Braving posturing against hegemonism, power politics, selective interventionism, double standards et al, cannot help us recast the world, we must adapt to its ways. We have sat through pressures before; we would serve our interests better by trying, at least as best we can, to affect them. (It would help to act upon, not just parrot, the truism that interests determine policy. Broadening the range of interaction with selected countries, most obviously economically, will gain us more support than all our claims to being more decent than our neighbour). Understanding, if not support, has to be sought for two unpalatable positions: Kashmir cannot be discussed with Pakistan until cooperative relations have grown; and India must speedily update its military capabilities.

That we were, in crisis, able to manage despite our handicaps, must not lull us into misjudging what we must do next. Nothing will safeguard our interests more enduringly than sorting out our relations with the Valley; if that is too difficult in isolation, let it be part of our long overdue general dialogue on centre-state relations, but it must start urgently. But the route to Indo-Pakistan normalcy does not lie through Kashmir, which can only be an end-subject.

A former Pakistani Premier has pointed this out.
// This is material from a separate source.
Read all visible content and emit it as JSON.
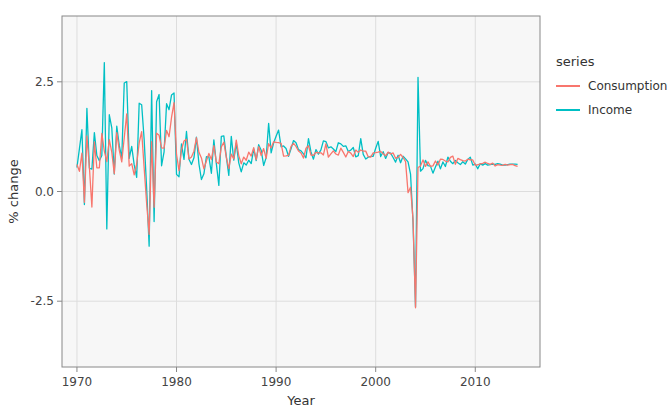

Her public regret at “holding India-Pakistan relations hostage to the single issue of Kashmir” will cost Benazir Bhutto heavily in Pakistan, without adding much to her credibility in India, but her proposal to develop across-the-board trade and other relations before tackling Kashmir is the only practicable course. The world should listen to her if not to us, but it is we who must sell this line.
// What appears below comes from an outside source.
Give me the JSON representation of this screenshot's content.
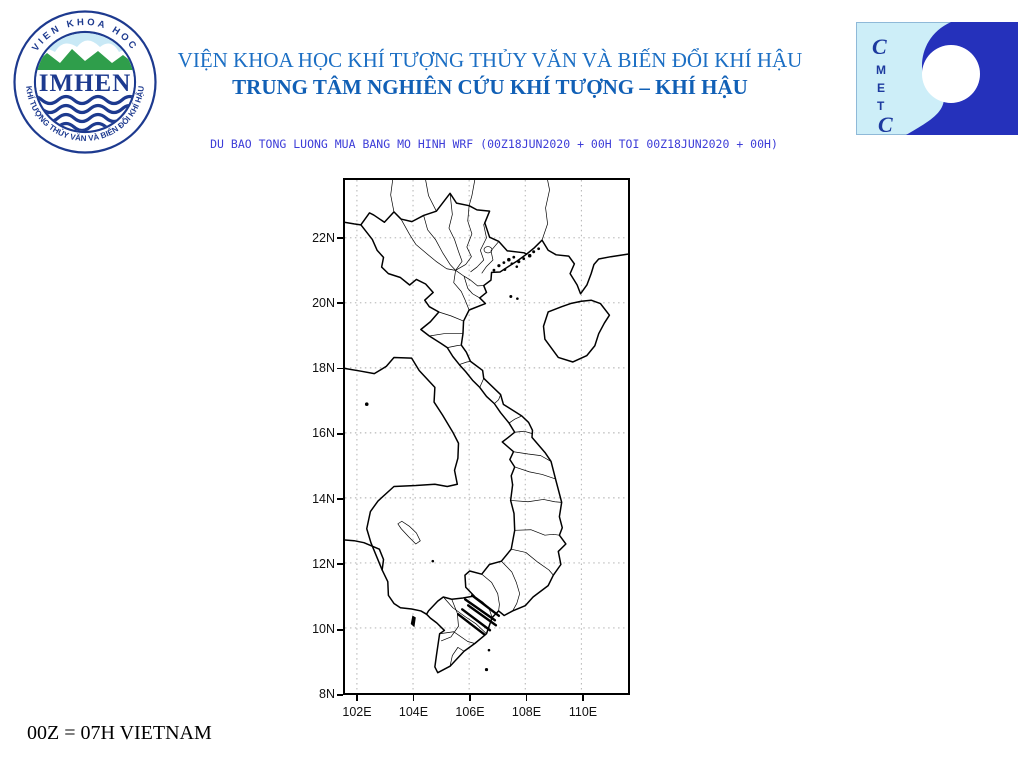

We will be told that Nawaz Sharif was hoodwinked by some rogues soldiers, he has pulled back at great political risk, he is our best bet, we are on weak grounds in Kashmir, more unrest there will turn international opinion against us, we must talk now. Pakistan will also launch counter-moves, most obviously by heightened terrorism in Kashmir. But if we accept the basic reality, that Pakistan ruined relations gratuitously, should we not accept and project the logical consequence that enough is enough?